Ia mengatakan bahwa apa yang disampaikan oleh Mahfud MD dalam acara talk show salah satu televisi swasta beberapa waktu lalu tidak benar adanya.

Bahkan, ia sangat kecewa atas pernyataan tidak mendasar dari Mahfud MD yang hanya mendengarkan laporan secara sepihak, tanpa ada klarifikasi sebelumnya dari pihak UIN Alauddin Makassar.

“Apa yang disampaikan oleh Mahfud MD itu tidak benar, dan tidak ada klarifikasi dari kami (UIN Alauddin Makassar),” kilahnya saat konferensi pers di Kampus UIN Alauddin Makassar, Rabu (27/3/2019).

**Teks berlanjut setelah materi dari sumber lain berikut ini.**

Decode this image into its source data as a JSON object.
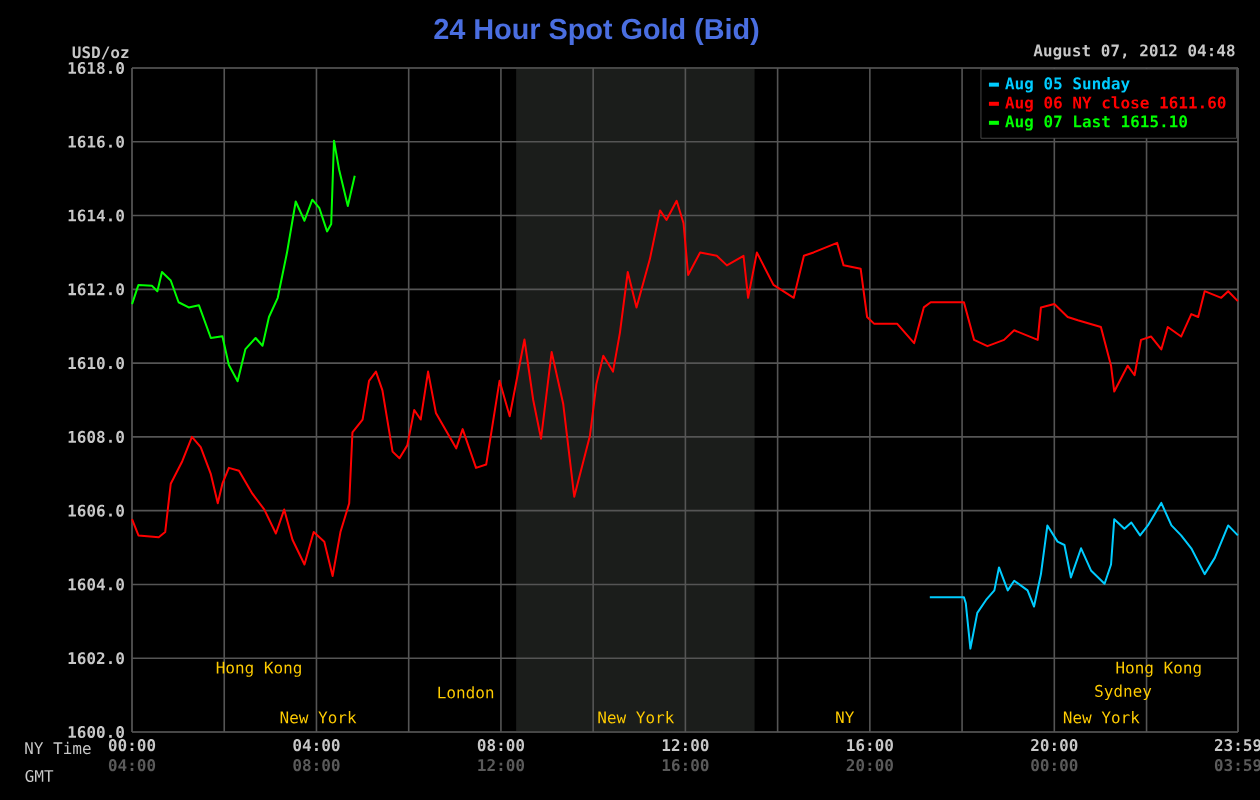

Selain itu, pernyataan Mahfud MD dalam acara ILC bahwa terjadi jual beli jabatan di lingkup Kementerian Agama untuk mengisi posisi rektor. Bahkan nilainya mencapai Rp5 miliar.

Dalam pernyataan Mahfud MD juga menyebutkan salah satu kandidat rektor bernama Andi Faisal Bakti telah terpilih dua kali menjadi rektor.

Namun, kenyataannya Andi Faisal Bakti tidak dilantik. Kata Musafir, Andi Faisal Bakti memang memenangkan pemilihan rektor dua kali atas dasar gugatan di PTUN. Akan tetapi, dugaan Andi Faisal Bakti tidak dilantik karena tak mampu membayar mahar senilai 5 miliar rupiah, itu tidak sesuai fakta.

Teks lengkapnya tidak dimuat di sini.